In the place of a troublesome conscience (when it comes to unpopular votes) our average modern Congressman has a finely tuned set of political antennae so sensitive he can detect a political threat from miles away and take evasive action.
 
But, now, the ‘fiscal cliff’ is giving our archetypical Congressman fits.
 
According to a poll last week, 78% of the voters don’t like the idea of going over the cliff one bit – a political bombshell our Congressman's antennae clearly have in focus.
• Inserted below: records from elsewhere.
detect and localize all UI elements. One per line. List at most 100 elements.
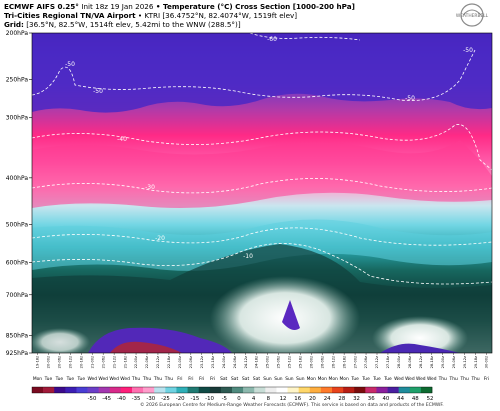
colorbar-swatch bbox=[420, 387, 433, 393]
x-day-label: Wed bbox=[98, 376, 108, 382]
contour-labels: -60 -50 -50 -50 -50 -40 -30 -20 -10 bbox=[65, 36, 473, 260]
x-day-label: Tue bbox=[77, 376, 86, 382]
colorbar-tick-label: -20 bbox=[176, 396, 185, 402]
colorbar-swatch bbox=[154, 387, 166, 393]
x-day-label: Tue bbox=[372, 376, 381, 382]
x-date-label: 20-00z bbox=[47, 356, 51, 368]
x-day-label: Wed bbox=[394, 376, 404, 382]
colorbar-tick-label: 0 bbox=[237, 396, 241, 402]
x-day-label: Wed bbox=[120, 376, 130, 382]
colorbar-swatch bbox=[243, 387, 255, 393]
x-day-label: Fri bbox=[188, 376, 193, 382]
x-day-label: Wed bbox=[109, 376, 119, 382]
x-date-label: 22-18z bbox=[167, 356, 171, 368]
colorbar-tick-label: -25 bbox=[161, 396, 170, 402]
colorbar-swatch bbox=[387, 387, 399, 393]
x-day-label: Sat bbox=[231, 376, 238, 382]
x-day-label: Fri bbox=[199, 376, 204, 382]
colorbar-swatch bbox=[109, 387, 122, 393]
colorbar-swatch bbox=[143, 387, 155, 393]
y-tick-label: 600hPa bbox=[6, 260, 29, 267]
x-date-label: 19-18z bbox=[36, 356, 40, 368]
x-day-label: Sat bbox=[220, 376, 227, 382]
colorbar-tick-label: 32 bbox=[353, 396, 360, 402]
x-date-label: 23-12z bbox=[200, 356, 204, 368]
colorbar-tick-label: 12 bbox=[280, 396, 287, 402]
x-date-label: 26-00z bbox=[309, 356, 313, 368]
x-day-label: Fri bbox=[177, 376, 182, 382]
colorbar-swatch bbox=[254, 387, 266, 393]
y-axis: 200hPa 250hPa 300hPa 400hPa 500hPa 600hPa 700h… bbox=[6, 30, 32, 357]
x-date-label: 25-06z bbox=[277, 356, 281, 368]
colorbar-swatch bbox=[209, 387, 222, 393]
colorbar-swatch bbox=[232, 387, 244, 393]
x-date-label: 28-18z bbox=[430, 356, 434, 368]
colorbar-swatch bbox=[287, 387, 299, 393]
colorbar-tick-label: 24 bbox=[324, 396, 331, 402]
contour-label: -20 bbox=[155, 235, 165, 242]
colorbar-swatch bbox=[165, 387, 177, 393]
contour-label: -60 bbox=[267, 36, 277, 43]
isotherm-lines bbox=[32, 33, 492, 285]
x-day-label: Sun bbox=[285, 376, 294, 382]
x-day-label: Wed bbox=[427, 376, 437, 382]
x-date-label: 21-06z bbox=[101, 356, 105, 368]
colorbar-swatch bbox=[298, 387, 311, 393]
colorbar-tick-label: -40 bbox=[117, 396, 126, 402]
colorbar: -50 -45 -40 -35 -30 -25 -20 -15 -10 -5 0 4 8 12 16 20 24… bbox=[31, 386, 433, 402]
x-date-label: 20-12z bbox=[69, 356, 73, 368]
colorbar-tick-label: 36 bbox=[368, 396, 375, 402]
colorbar-frame bbox=[31, 386, 433, 394]
x-day-label: Thu bbox=[449, 376, 458, 382]
x-date-label: 29-00z bbox=[441, 356, 445, 368]
colorbar-swatch bbox=[265, 387, 277, 393]
weatherbell-logo: WEATHERBELL bbox=[456, 3, 489, 27]
x-date-label: 26-12z bbox=[331, 356, 335, 368]
x-date-label: 22-00z bbox=[134, 356, 138, 368]
x-axis: 19-18z Mon 20-00z Tue 20-06z Tue 20-12z Tue 20-1… bbox=[33, 353, 489, 382]
colorbar-swatch bbox=[76, 387, 88, 393]
x-day-label: Thu bbox=[438, 376, 447, 382]
x-day-label: Mon bbox=[307, 376, 316, 382]
contour-label: -50 bbox=[405, 95, 415, 102]
colorbar-tick-label: -5 bbox=[222, 396, 227, 402]
x-date-label: 27-18z bbox=[386, 356, 390, 368]
x-date-label: 28-06z bbox=[408, 356, 412, 368]
chart-title: ECMWF AIFS 0.25° Init 18z 19 Jan 2026 • … bbox=[4, 2, 355, 11]
colorbar-swatch bbox=[187, 387, 199, 393]
plot-frame bbox=[31, 32, 493, 354]
x-day-label: Thu bbox=[470, 376, 479, 382]
x-day-label: Mon bbox=[340, 376, 349, 382]
x-date-label: 20-06z bbox=[58, 356, 62, 368]
colorbar-swatch bbox=[54, 387, 66, 393]
x-date-label: 28-12z bbox=[419, 356, 423, 368]
grid-line: Grid: [36.5°N, 82.5°W, 1514ft elev, 5.42… bbox=[4, 20, 241, 29]
x-day-label: Tue bbox=[361, 376, 370, 382]
x-day-label: Sun bbox=[263, 376, 272, 382]
colorbar-tick-label: 16 bbox=[294, 396, 301, 402]
contour-label: -50 bbox=[93, 88, 103, 95]
colorbar-swatch bbox=[409, 387, 422, 393]
logo-text: WEATHERBELL bbox=[456, 13, 489, 19]
x-date-label: 24-00z bbox=[222, 356, 226, 368]
x-date-label: 24-18z bbox=[255, 356, 259, 368]
x-day-label: Thu bbox=[153, 376, 162, 382]
colorbar-swatch bbox=[398, 387, 411, 393]
colorbar-swatch bbox=[320, 387, 333, 393]
y-tick-label: 250hPa bbox=[6, 77, 29, 84]
colorbar-swatch bbox=[332, 387, 344, 393]
x-day-label: Mon bbox=[33, 376, 42, 382]
x-date-label: 26-18z bbox=[342, 356, 346, 368]
y-tick-label: 700hPa bbox=[6, 292, 29, 299]
colorbar-swatch bbox=[309, 387, 322, 393]
x-date-label: 22-12z bbox=[156, 356, 160, 368]
contour-label: -50 bbox=[463, 47, 473, 54]
x-date-label: 27-06z bbox=[364, 356, 368, 368]
x-date-label: 23-06z bbox=[189, 356, 193, 368]
x-day-label: Tue bbox=[383, 376, 392, 382]
x-date-label: 23-18z bbox=[211, 356, 215, 368]
colorbar-tick-label: 20 bbox=[309, 396, 316, 402]
x-day-label: Thu bbox=[142, 376, 151, 382]
x-date-label: 27-00z bbox=[353, 356, 357, 368]
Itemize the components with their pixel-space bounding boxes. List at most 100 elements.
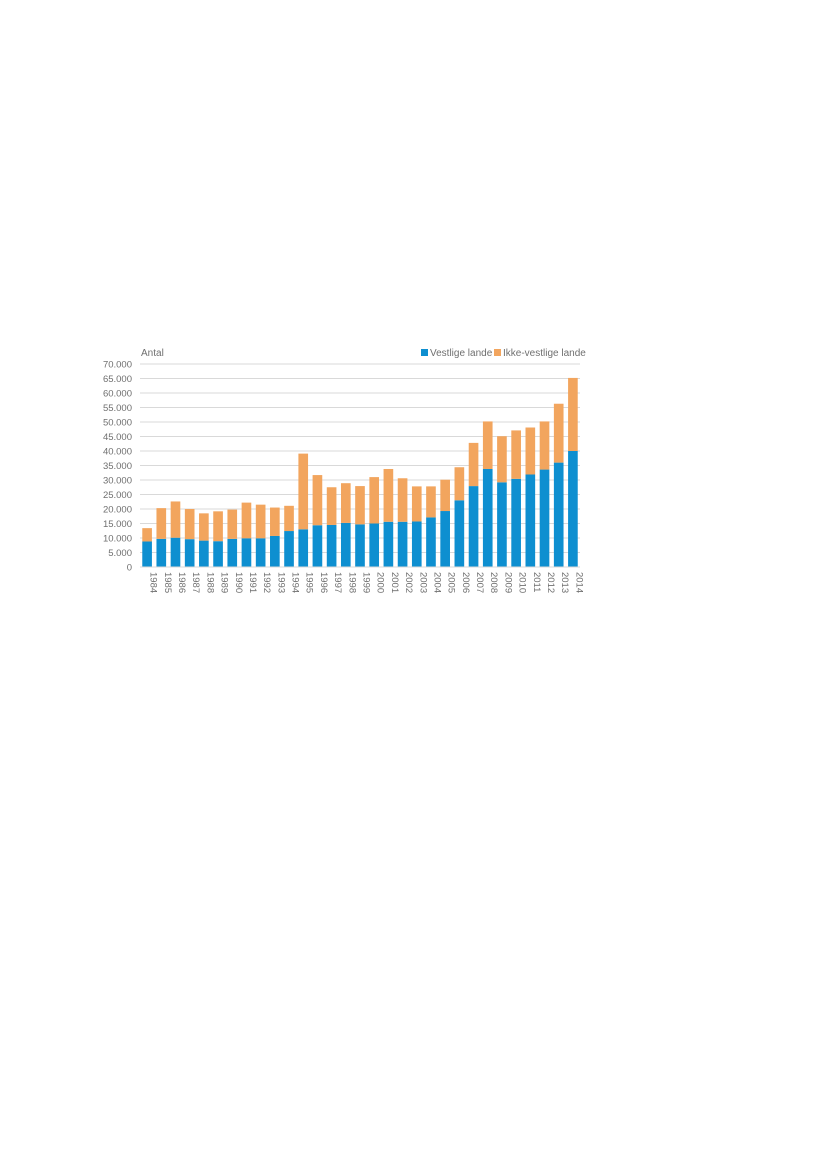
x-tick-label: 1987 [190,572,201,593]
bar-vestlige-1990 [227,538,238,567]
x-tick-label: 2001 [389,572,400,593]
bar-ikke-vestlige-2007 [468,442,479,487]
x-tick-label: 2003 [417,572,428,593]
x-tick-label: 1991 [247,572,258,593]
y-axis-unit-label: Antal [141,348,164,359]
bar-ikke-vestlige-2001 [383,468,394,522]
y-tick-label: 65.000 [103,374,132,385]
x-tick-label: 1999 [361,572,372,593]
x-tick-label: 1995 [304,572,315,593]
legend-label-ikke-vestlige: Ikke-vestlige lande [503,348,586,359]
x-tick-label: 1985 [162,572,173,593]
x-tick-labels: 1984 1985 1986 1987 1988 1989 1990 1991 1992 1993… [148,572,585,593]
y-tick-label: 30.000 [103,476,132,487]
y-tick-label: 5.000 [108,548,132,559]
x-tick-label: 1997 [332,572,343,593]
bar-vestlige-2014 [568,451,578,567]
bar-vestlige-1989 [213,541,223,567]
bar-vestlige-1997 [326,524,337,567]
bar-vestlige-2006 [454,500,465,567]
bar-ikke-vestlige-2005 [440,479,450,512]
bar-ikke-vestlige-2009 [497,436,507,483]
bar-ikke-vestlige-1988 [199,513,209,541]
bar-vestlige-1996 [312,525,323,567]
y-tick-label: 45.000 [103,432,132,443]
y-tick-label: 35.000 [103,461,132,472]
bar-ikke-vestlige-1985 [156,508,167,539]
x-tick-label: 1994 [290,572,301,593]
bar-ikke-vestlige-2010 [511,430,521,479]
bar-vestlige-2011 [525,474,536,567]
bar-ikke-vestlige-1984 [142,528,152,542]
x-tick-label: 1993 [275,572,286,593]
x-tick-label: 2005 [446,572,457,593]
bar-vestlige-1993 [270,535,280,567]
y-tick-label: 20.000 [103,505,132,516]
x-tick-label: 2009 [502,572,513,593]
y-tick-label: 50.000 [103,418,132,429]
bar-vestlige-1998 [340,522,351,567]
y-tick-label: 55.000 [103,403,132,414]
bar-vestlige-1999 [355,524,365,567]
bar-ikke-vestlige-1990 [227,509,238,539]
bar-ikke-vestlige-2004 [426,486,436,518]
y-tick-label: 10.000 [103,534,132,545]
bar-vestlige-1992 [255,538,266,567]
bar-vestlige-1994 [284,531,294,567]
bar-vestlige-2005 [440,511,450,567]
legend-swatch-vestlige [421,349,428,356]
bar-ikke-vestlige-2012 [539,421,550,470]
bars [142,377,578,567]
legend-swatch-ikke-vestlige [494,349,501,356]
x-tick-label: 1996 [318,572,329,593]
y-tick-labels: 0 5.000 10.000 15.000 20.000 25.000 30.000 35.0… [103,360,132,574]
bar-vestlige-2013 [553,462,564,567]
bar-vestlige-2009 [497,482,507,567]
x-tick-label: 2012 [545,572,556,593]
bar-ikke-vestlige-1994 [284,505,294,532]
bar-ikke-vestlige-2006 [454,467,465,501]
bar-vestlige-2002 [397,521,408,567]
bar-ikke-vestlige-2014 [568,377,578,451]
x-tick-label: 2010 [517,572,528,593]
bar-vestlige-2004 [426,517,436,567]
y-tick-label: 25.000 [103,490,132,501]
bar-vestlige-1995 [298,529,309,567]
x-tick-label: 1988 [204,572,215,593]
x-tick-label: 1992 [261,572,272,593]
bar-ikke-vestlige-1987 [184,509,195,540]
y-tick-label: 40.000 [103,447,132,458]
x-tick-label: 2013 [559,572,570,593]
bar-ikke-vestlige-2000 [369,477,380,524]
bar-ikke-vestlige-1991 [241,502,252,539]
bar-vestlige-2003 [411,521,422,567]
bar-ikke-vestlige-2013 [553,403,564,463]
bar-vestlige-2012 [539,469,550,567]
bar-vestlige-1986 [170,537,181,567]
bar-vestlige-1984 [142,541,152,567]
bar-vestlige-1988 [199,540,209,567]
x-tick-label: 2002 [403,572,414,593]
bar-vestlige-2000 [369,523,380,567]
bar-ikke-vestlige-1993 [270,507,280,536]
bar-ikke-vestlige-1992 [255,504,266,539]
x-tick-label: 2006 [460,572,471,593]
bar-ikke-vestlige-1997 [326,487,337,525]
bar-ikke-vestlige-1989 [213,511,223,542]
x-tick-label: 1989 [219,572,230,593]
bar-ikke-vestlige-1986 [170,501,181,538]
bar-ikke-vestlige-1998 [340,483,351,523]
bar-vestlige-2008 [482,468,493,567]
bar-vestlige-2001 [383,521,394,567]
bar-vestlige-1987 [184,539,195,567]
bar-vestlige-1991 [241,538,252,567]
bar-ikke-vestlige-2002 [397,478,408,522]
legend-label-vestlige: Vestlige lande [430,348,493,359]
bar-ikke-vestlige-2003 [411,486,422,522]
bar-ikke-vestlige-2011 [525,427,536,475]
x-tick-label: 1984 [148,572,159,593]
x-tick-label: 2011 [531,572,542,592]
bar-vestlige-2010 [511,478,521,567]
y-tick-label: 0 [127,563,132,574]
x-tick-label: 2000 [375,572,386,593]
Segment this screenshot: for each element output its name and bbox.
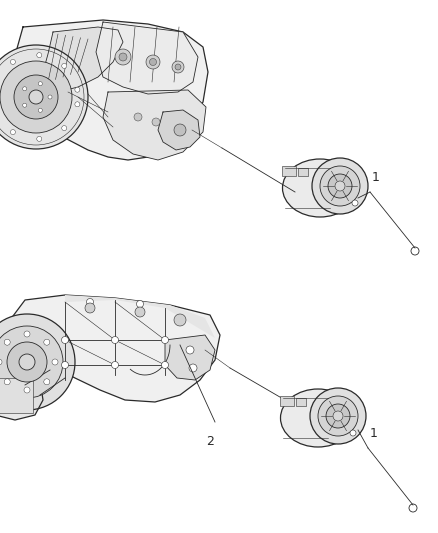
Text: 1: 1	[370, 427, 378, 440]
Circle shape	[75, 87, 80, 92]
Circle shape	[24, 387, 30, 393]
Polygon shape	[13, 20, 208, 160]
Bar	[282, 166, 296, 176]
Circle shape	[14, 75, 58, 119]
Circle shape	[174, 124, 186, 136]
Circle shape	[350, 430, 356, 436]
Circle shape	[320, 166, 360, 206]
Polygon shape	[43, 27, 123, 92]
Circle shape	[318, 396, 358, 436]
Circle shape	[29, 90, 43, 104]
Circle shape	[333, 411, 343, 421]
Circle shape	[310, 388, 366, 444]
Polygon shape	[158, 110, 200, 150]
Circle shape	[23, 103, 27, 107]
Circle shape	[23, 87, 27, 91]
Circle shape	[146, 55, 160, 69]
Text: 2: 2	[206, 435, 214, 448]
Circle shape	[135, 307, 145, 317]
Circle shape	[172, 61, 184, 73]
Circle shape	[39, 82, 42, 86]
Circle shape	[37, 53, 42, 58]
Circle shape	[62, 126, 67, 131]
Circle shape	[39, 108, 42, 112]
Circle shape	[19, 354, 35, 370]
Ellipse shape	[283, 159, 357, 217]
Circle shape	[4, 339, 10, 345]
Circle shape	[24, 331, 30, 337]
Circle shape	[52, 359, 58, 365]
Circle shape	[189, 364, 197, 372]
Bar	[280, 396, 294, 406]
Circle shape	[11, 59, 15, 64]
Circle shape	[44, 379, 50, 385]
Bar	[296, 398, 306, 406]
Circle shape	[112, 336, 119, 343]
Polygon shape	[96, 22, 198, 94]
Circle shape	[0, 45, 88, 149]
Circle shape	[75, 102, 80, 107]
Circle shape	[335, 181, 345, 191]
Polygon shape	[0, 370, 43, 420]
Circle shape	[44, 339, 50, 345]
Circle shape	[352, 200, 358, 206]
Circle shape	[7, 342, 47, 382]
Polygon shape	[10, 295, 220, 402]
Ellipse shape	[280, 389, 356, 447]
Circle shape	[149, 59, 156, 66]
Circle shape	[175, 64, 181, 70]
Circle shape	[137, 301, 144, 308]
Circle shape	[62, 63, 67, 68]
Circle shape	[162, 336, 169, 343]
Circle shape	[61, 361, 68, 368]
Circle shape	[115, 49, 131, 65]
Text: 1: 1	[372, 171, 380, 184]
Circle shape	[312, 158, 368, 214]
Circle shape	[152, 118, 160, 126]
Circle shape	[328, 174, 352, 198]
Circle shape	[112, 361, 119, 368]
Circle shape	[0, 61, 72, 133]
Circle shape	[85, 303, 95, 313]
Polygon shape	[165, 335, 215, 380]
Circle shape	[37, 136, 42, 141]
Circle shape	[119, 53, 127, 61]
Bar	[298, 168, 308, 176]
Circle shape	[11, 130, 15, 135]
Polygon shape	[103, 90, 206, 160]
Circle shape	[61, 336, 68, 343]
Circle shape	[0, 314, 75, 410]
Circle shape	[162, 361, 169, 368]
Circle shape	[0, 326, 63, 398]
Circle shape	[4, 379, 10, 385]
Circle shape	[326, 404, 350, 428]
Circle shape	[134, 113, 142, 121]
Circle shape	[186, 346, 194, 354]
Circle shape	[174, 314, 186, 326]
Bar	[0, 378, 33, 413]
Circle shape	[86, 298, 93, 305]
Circle shape	[48, 95, 52, 99]
Circle shape	[0, 359, 2, 365]
Polygon shape	[65, 295, 215, 338]
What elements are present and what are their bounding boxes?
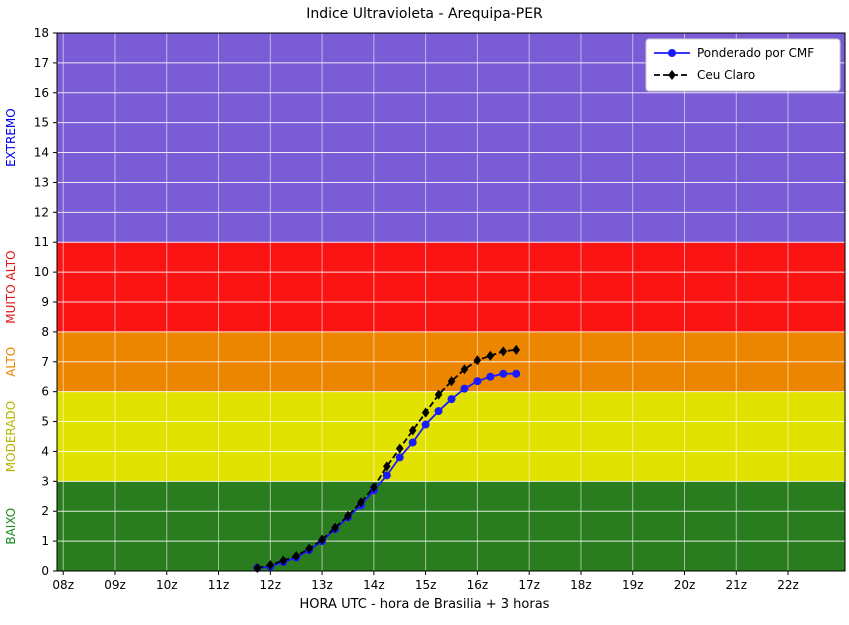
marker-circle bbox=[395, 453, 404, 462]
x-tick-label: 09z bbox=[104, 578, 126, 592]
x-tick-label: 11z bbox=[208, 578, 230, 592]
marker-circle bbox=[447, 395, 456, 404]
tick-labels: 08z 09z 10z 11z 12z 13z 14z 15z 16z 17z 18z 19z 20z 2… bbox=[34, 26, 799, 592]
x-axis-label: HORA UTC - hora de Brasilia + 3 horas bbox=[299, 597, 550, 612]
x-tick-label: 20z bbox=[674, 578, 696, 592]
marker-diamond bbox=[305, 543, 313, 554]
marker-diamond bbox=[331, 522, 339, 533]
y-tick-label: 11 bbox=[34, 235, 49, 249]
x-tick-label: 19z bbox=[622, 578, 644, 592]
x-tick-label: 14z bbox=[363, 578, 385, 592]
band-muito-alto bbox=[57, 242, 845, 332]
marker-diamond bbox=[395, 443, 404, 454]
x-tick-label: 15z bbox=[415, 578, 437, 592]
marker-diamond bbox=[434, 389, 443, 400]
x-tick-label: 18z bbox=[570, 578, 592, 592]
marker-diamond bbox=[370, 482, 378, 493]
legend-item-ceu-claro: Ceu Claro bbox=[654, 68, 755, 82]
y-tick-label: 1 bbox=[41, 534, 49, 548]
y-tick-label: 13 bbox=[34, 175, 49, 189]
x-tick-label: 12z bbox=[260, 578, 282, 592]
chart-title: Indice Ultravioleta - Arequipa-PER bbox=[306, 6, 543, 22]
category-label-moderado: MODERADO bbox=[4, 401, 18, 472]
x-tick-label: 08z bbox=[52, 578, 74, 592]
x-tick-label: 22z bbox=[777, 578, 799, 592]
y-tick-label: 2 bbox=[41, 504, 49, 518]
y-tick-label: 14 bbox=[34, 146, 49, 160]
marker-circle bbox=[486, 372, 495, 381]
legend: Ponderado por CMF Ceu Claro bbox=[645, 38, 841, 92]
marker-diamond bbox=[266, 560, 275, 571]
x-tick-label: 17z bbox=[518, 578, 540, 592]
y-tick-label: 17 bbox=[34, 56, 49, 70]
y-tick-label: 12 bbox=[34, 205, 49, 219]
y-tick-label: 6 bbox=[41, 385, 49, 399]
y-tick-label: 8 bbox=[41, 325, 49, 339]
marker-diamond bbox=[460, 364, 469, 375]
marker-diamond bbox=[344, 510, 352, 521]
y-tick-label: 16 bbox=[34, 86, 49, 100]
marker-diamond bbox=[421, 407, 430, 418]
marker-circle bbox=[434, 407, 443, 416]
y-tick-label: 9 bbox=[41, 295, 49, 309]
series-ceu-claro bbox=[253, 344, 521, 574]
y-tick-label: 0 bbox=[41, 564, 49, 578]
category-label-alto: ALTO bbox=[4, 347, 18, 377]
band-moderado bbox=[57, 391, 845, 482]
category-label-extremo: EXTREMO bbox=[4, 108, 18, 167]
y-tick-label: 15 bbox=[34, 116, 49, 130]
x-tick-label: 16z bbox=[467, 578, 489, 592]
legend-label: Ceu Claro bbox=[697, 68, 755, 82]
marker-circle bbox=[473, 377, 482, 386]
marker-diamond bbox=[318, 534, 326, 545]
y-tick-label: 10 bbox=[34, 265, 49, 279]
marker-circle bbox=[499, 369, 508, 378]
marker-diamond bbox=[499, 346, 508, 357]
marker-circle bbox=[512, 369, 521, 378]
marker-circle bbox=[460, 384, 469, 393]
y-tick-label: 3 bbox=[41, 474, 49, 488]
marker-diamond bbox=[383, 461, 391, 472]
legend-box bbox=[645, 38, 841, 92]
marker-diamond bbox=[512, 344, 521, 355]
marker-circle bbox=[382, 471, 391, 480]
x-tick-label: 13z bbox=[311, 578, 333, 592]
marker-circle bbox=[408, 438, 417, 447]
marker-diamond bbox=[447, 376, 456, 387]
legend-item-ponderado-por-cmf: Ponderado por CMF bbox=[654, 46, 814, 60]
category-label-muito-alto: MUITO ALTO bbox=[4, 250, 18, 323]
marker-diamond bbox=[357, 497, 365, 508]
marker-diamond bbox=[408, 425, 417, 436]
marker-circle bbox=[421, 420, 430, 429]
x-tick-label: 21z bbox=[725, 578, 747, 592]
y-tick-label: 18 bbox=[34, 26, 49, 40]
category-label-baixo: BAIXO bbox=[4, 508, 18, 545]
y-tick-label: 4 bbox=[41, 444, 49, 458]
band-baixo bbox=[57, 481, 845, 571]
y-tick-label: 7 bbox=[41, 355, 49, 369]
x-tick-label: 10z bbox=[156, 578, 178, 592]
legend-label: Ponderado por CMF bbox=[697, 46, 814, 60]
category-labels: BAIXO MODERADO ALTO MUITO ALTO EXTREMO bbox=[4, 108, 18, 544]
marker-diamond bbox=[486, 350, 495, 361]
marker-diamond bbox=[292, 551, 300, 562]
y-tick-label: 5 bbox=[41, 415, 49, 429]
marker-diamond bbox=[279, 555, 288, 566]
marker-diamond bbox=[473, 355, 482, 366]
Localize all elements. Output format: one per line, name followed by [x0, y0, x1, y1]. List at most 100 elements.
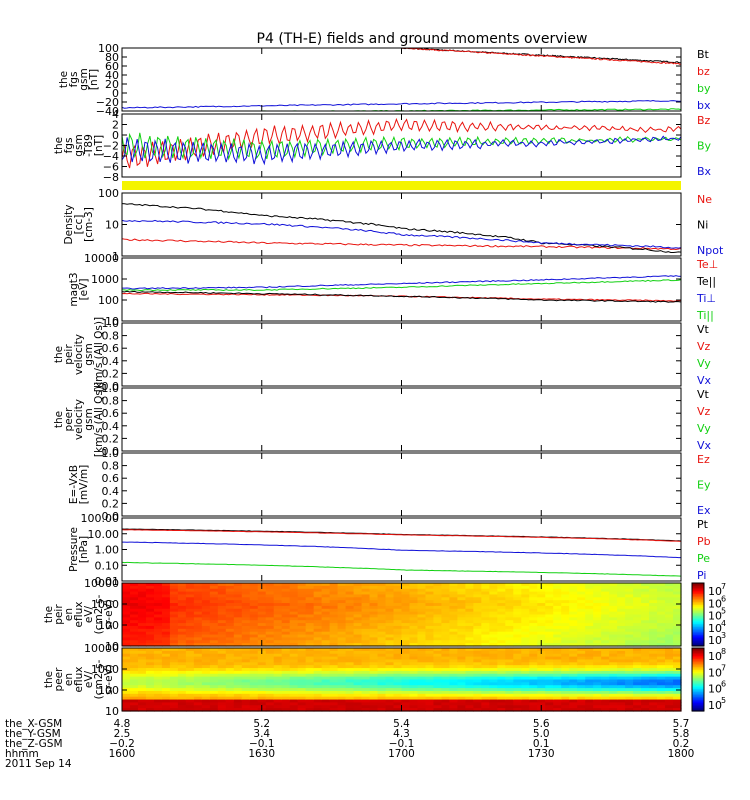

He also has in focus voters agree with President Obama about raising taxes – but from there his life gets more complex.
 
Because voters also oppose cutting Medicare spending.
 
Oppose cutting Medicaid.
 
Oppose cutting Social Security.
 
Oppose raising the Medicare or Social Security retirement age.
 
And oppose increasing debt.
 
That leaves our Congressman in a fix – suddenly his antennae are sending a hurricane of storm warnings to his frazzled brain and he can’t see a single vote he can cast to reduce the deficit (unless he’s a Democrat voting to raise taxes) that won’t blow him to smithereens.
 
And to ‘pile Pelion on Ossa’ he faces one more threat: If he votes the way his constituents want today and the economy tanks in two years, when he's stumping for re-election, voters will be asking, Where were you when we needed a Congressman who had the guts to cast the tough votes?
 
Nature has played a cruel trick on him. He’s trapped.